The **Entry-pts** column tracks a neutral `EntryPoint` fact — `Main`, or `HttpRoute("<marker>")`
carrying the raw framework marker as written (e.g. `app.get`, `GetMapping`) — detected from
unambiguous syntax only; the consumer decides what counts as attack surface. Per-language status is
the column above (✓ where a detector ships · blank = open contribution); the detector follows the
same marker-walk pattern as FFI-export detection.

## Honest limitations

- **Oracle coverage = the ⭐ rows.** Tier-B is _implemented_ more broadly (the 🟢 rows), but only the
  ⭐ set has its precision/recall measured against an external compiler-grade index. The rest are
  "expected-good, not proven."
- **The type-inference ceiling is real and we don't fake past it.** Pure syntax + scope can't fully
  resolve generics, dynamic dispatch, overloads, or macro/metaprogramming-generated code. Those
  references stay at lower `Confidence` or unresolved — by design.
- **🟠/🔴 reflect grammar availability at a glance, not a commitment.** Per CONTRIBUTING, a grammar
  must be compatible with `tree-sitter >=0.24, <0.27`; we never bridge incompatible versions.
- **No source bodies** — symbols carry a byte span; the consumer slices text from it.

## Never (out of scope — deliberately not in the table)

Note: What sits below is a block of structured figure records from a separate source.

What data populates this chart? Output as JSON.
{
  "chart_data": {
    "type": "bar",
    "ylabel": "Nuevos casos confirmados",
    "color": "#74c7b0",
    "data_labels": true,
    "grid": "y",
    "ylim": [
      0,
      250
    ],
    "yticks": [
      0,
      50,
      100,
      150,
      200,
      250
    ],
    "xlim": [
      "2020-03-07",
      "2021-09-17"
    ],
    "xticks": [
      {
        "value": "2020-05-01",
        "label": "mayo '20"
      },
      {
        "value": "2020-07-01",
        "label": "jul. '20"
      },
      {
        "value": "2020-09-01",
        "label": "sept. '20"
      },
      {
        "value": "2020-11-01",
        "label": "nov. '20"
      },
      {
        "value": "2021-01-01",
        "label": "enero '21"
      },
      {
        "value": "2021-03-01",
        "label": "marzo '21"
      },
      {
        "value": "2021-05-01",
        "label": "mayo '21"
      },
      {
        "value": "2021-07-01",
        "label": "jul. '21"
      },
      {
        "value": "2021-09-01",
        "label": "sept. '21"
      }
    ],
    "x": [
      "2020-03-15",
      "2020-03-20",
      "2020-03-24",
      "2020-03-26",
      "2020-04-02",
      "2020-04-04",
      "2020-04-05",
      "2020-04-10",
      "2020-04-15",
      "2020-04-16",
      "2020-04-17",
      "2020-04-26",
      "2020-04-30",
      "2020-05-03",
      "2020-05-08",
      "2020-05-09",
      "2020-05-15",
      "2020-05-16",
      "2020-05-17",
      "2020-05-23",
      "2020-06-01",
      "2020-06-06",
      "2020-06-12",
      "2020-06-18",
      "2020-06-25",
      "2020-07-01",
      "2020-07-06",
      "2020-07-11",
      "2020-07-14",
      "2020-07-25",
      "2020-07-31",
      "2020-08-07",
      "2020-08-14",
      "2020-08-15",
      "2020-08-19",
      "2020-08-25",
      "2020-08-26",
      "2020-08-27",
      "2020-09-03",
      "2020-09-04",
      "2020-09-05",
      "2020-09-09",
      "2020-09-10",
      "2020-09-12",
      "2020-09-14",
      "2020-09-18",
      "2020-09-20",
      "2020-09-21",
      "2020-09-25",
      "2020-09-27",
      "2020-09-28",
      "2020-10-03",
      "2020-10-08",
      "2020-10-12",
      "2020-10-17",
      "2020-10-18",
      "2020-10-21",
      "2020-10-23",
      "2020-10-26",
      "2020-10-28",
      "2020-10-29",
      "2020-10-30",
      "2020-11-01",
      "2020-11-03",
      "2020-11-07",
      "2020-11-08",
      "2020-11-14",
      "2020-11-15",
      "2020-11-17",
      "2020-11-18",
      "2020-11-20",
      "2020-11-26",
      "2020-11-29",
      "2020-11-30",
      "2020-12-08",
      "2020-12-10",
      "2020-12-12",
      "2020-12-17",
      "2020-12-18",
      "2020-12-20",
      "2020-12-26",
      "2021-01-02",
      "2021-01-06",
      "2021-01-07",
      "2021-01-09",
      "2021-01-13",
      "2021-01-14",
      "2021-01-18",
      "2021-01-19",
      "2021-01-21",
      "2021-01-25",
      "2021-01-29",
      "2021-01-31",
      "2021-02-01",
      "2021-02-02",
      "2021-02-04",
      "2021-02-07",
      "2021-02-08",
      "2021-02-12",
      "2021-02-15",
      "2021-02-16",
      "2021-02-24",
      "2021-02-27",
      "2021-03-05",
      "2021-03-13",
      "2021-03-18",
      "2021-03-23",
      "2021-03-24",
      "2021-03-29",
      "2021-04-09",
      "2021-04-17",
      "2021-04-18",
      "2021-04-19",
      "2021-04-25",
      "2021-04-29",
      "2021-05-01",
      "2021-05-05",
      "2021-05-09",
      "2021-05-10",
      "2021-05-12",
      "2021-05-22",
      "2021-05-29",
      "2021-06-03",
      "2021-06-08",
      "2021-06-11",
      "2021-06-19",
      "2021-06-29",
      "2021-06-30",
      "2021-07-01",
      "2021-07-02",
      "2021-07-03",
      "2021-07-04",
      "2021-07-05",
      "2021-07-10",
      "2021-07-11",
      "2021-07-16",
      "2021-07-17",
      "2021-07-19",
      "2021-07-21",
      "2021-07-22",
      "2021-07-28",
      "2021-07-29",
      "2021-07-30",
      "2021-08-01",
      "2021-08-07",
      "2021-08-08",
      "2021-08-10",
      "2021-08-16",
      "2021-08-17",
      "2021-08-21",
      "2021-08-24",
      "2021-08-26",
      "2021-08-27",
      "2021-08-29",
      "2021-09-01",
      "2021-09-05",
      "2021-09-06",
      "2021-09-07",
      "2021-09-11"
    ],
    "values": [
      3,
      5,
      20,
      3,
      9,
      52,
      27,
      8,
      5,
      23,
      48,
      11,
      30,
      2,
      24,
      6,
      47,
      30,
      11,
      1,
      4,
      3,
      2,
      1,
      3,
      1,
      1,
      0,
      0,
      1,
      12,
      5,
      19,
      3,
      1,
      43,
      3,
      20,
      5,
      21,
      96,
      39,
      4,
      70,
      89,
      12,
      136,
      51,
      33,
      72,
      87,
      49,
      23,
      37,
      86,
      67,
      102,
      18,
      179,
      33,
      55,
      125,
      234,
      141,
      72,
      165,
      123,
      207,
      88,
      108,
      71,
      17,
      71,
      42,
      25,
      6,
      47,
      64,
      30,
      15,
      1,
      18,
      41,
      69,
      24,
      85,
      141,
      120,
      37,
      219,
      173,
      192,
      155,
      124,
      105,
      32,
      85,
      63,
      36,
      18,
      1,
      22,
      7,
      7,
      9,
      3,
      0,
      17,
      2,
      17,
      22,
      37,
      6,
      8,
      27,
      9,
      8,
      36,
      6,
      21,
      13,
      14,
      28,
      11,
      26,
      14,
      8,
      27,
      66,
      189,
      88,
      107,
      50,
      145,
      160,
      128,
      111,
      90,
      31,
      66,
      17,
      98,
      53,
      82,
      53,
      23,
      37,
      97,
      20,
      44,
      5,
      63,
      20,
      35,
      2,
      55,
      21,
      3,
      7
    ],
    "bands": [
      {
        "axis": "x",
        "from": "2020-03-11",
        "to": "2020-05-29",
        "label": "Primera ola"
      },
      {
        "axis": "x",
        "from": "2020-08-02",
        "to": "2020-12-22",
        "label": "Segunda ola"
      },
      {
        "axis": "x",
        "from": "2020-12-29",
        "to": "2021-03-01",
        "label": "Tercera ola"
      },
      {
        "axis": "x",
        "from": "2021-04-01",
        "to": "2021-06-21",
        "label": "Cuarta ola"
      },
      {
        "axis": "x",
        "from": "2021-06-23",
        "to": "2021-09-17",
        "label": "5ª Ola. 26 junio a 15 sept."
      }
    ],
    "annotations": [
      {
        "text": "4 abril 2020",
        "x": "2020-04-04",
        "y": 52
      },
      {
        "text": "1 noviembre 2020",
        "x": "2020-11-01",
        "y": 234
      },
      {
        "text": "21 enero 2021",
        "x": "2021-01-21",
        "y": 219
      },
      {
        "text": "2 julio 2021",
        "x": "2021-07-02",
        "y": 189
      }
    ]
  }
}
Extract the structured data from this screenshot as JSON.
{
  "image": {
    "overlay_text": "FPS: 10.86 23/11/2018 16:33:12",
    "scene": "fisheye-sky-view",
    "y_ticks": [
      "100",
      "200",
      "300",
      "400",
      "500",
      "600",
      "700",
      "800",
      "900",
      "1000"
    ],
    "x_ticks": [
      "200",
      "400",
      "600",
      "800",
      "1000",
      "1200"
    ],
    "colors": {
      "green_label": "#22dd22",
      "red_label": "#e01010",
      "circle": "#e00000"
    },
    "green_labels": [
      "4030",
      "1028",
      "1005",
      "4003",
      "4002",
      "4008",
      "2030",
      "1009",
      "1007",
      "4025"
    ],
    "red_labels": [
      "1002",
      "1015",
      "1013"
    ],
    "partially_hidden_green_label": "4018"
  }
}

- **Pure markup / styling (HTML, CSS)** and **prose** — too little call/reference structure to graph.
- **Generic config / data (JSON, YAML, TOML)** as first-class code graphs. (We _do_ parse specific
  manifests — `Cargo.toml`, `package.json`, `pyproject.toml`, `go.mod` — for package-coordinate
  enrichment, but we don't model arbitrary config as a symbol graph.)
- **Binary / non-source artifacts.**

## Adding a language

The recipe is mechanical and the resolver is language-agnostic, so cross-file edges work for free
once extraction emits correct facts. See [CONTRIBUTING.md](../CONTRIBUTING.md#adding-a-language),
including the embedded-SFC pattern and what to do when no usable grammar exists.